Privilege V. Privation
|October 18th, 2013|
|located in:||South Africa|
|tags:||classism, mamelodi, poverty, racism, South Africa, squatter camp|
The Hewitts are white, which made them an unusual sight in their adopted neighborhood. For thirty-one days, the family lived the life of one of the millions of poor families in the country, and blogged about their experience (http://mamelodiforamonth.co.za/). The Hewitts’ project spurred a debate and people responded with various feelings, as Lydia Polgreen reports in her article for the New York Times. Friends of the family, mostly fellow parents, were shocked that anyone would voluntarily put their children or themselves at such risk. Sibusiso Tshabalala, a black business man, felt insulted, saying that a white middle class family in South Africa should be able to engage black South Africans in a more meaningful way than turning them into a media spectacle. Others were rightfully concerned that the 31-day experience for the Hewitts should get so much attention, considering the fact that it reflects the everyday life of millions of black South Africans. When asked why, the Hewitts said that they did not do it to get all this attention. They simply wanted to feel what it was like to live in Mamelodi, and for their children not to fear exploring their country and crossing boundaries. It was a great learning experience for the families and friends who visited them.
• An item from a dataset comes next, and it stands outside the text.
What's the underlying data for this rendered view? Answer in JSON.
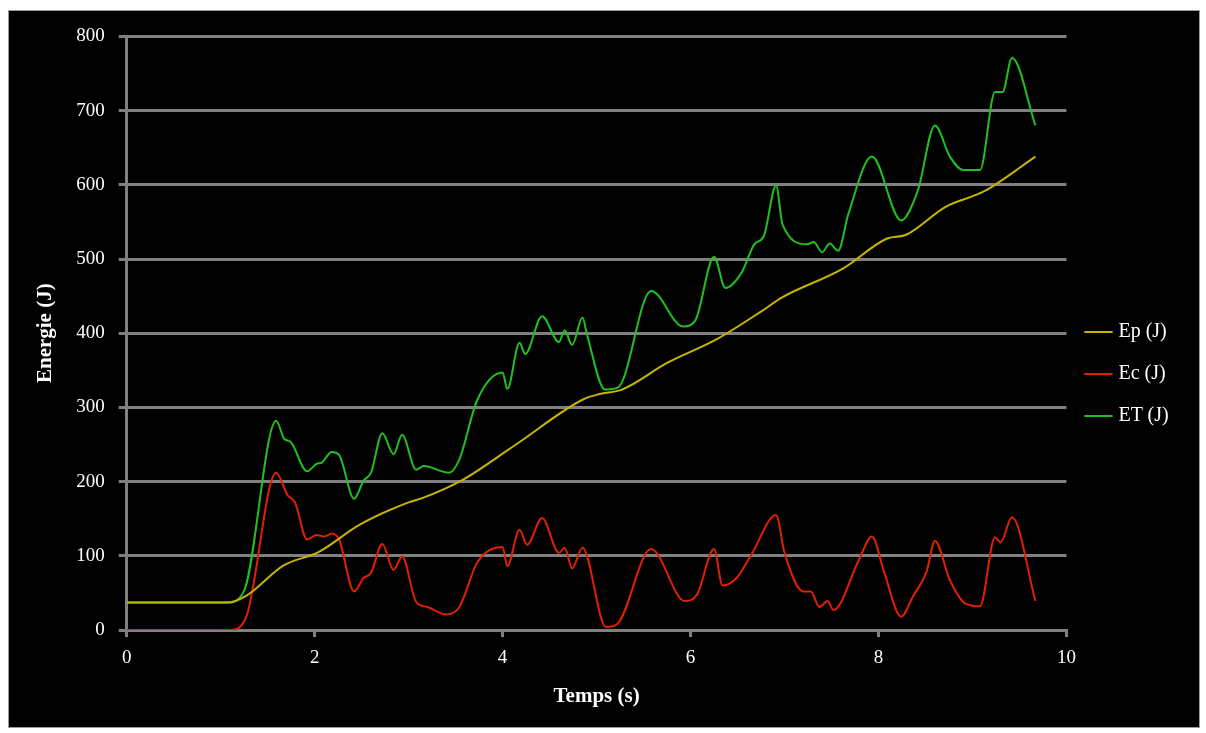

Julian Hewitt, for instance, points out on his blog that more than half of their budget was spent on public transport, a figure that should be considered by businesses when employing people living in Mamelodi or other townships. They learned that the sense of community in Mamelodi – despite all the horrors of everyday life, including no electricity, no running water, open sewage and drug crimes in the street – was much more pronounced than in the gated bubble the Hewitts call their home. The month in Mamelodi may not affect the camp’s inhabitants, but it could inspire others to be less afraid to leave the bubble they live in – even in places outside South Africa. The simplest message derived from this experience was delivered by a family friend, was quoted on Julian’s blog: it felt ordinary just to be there, not as an observer or an academic, but as a human, as part of it all.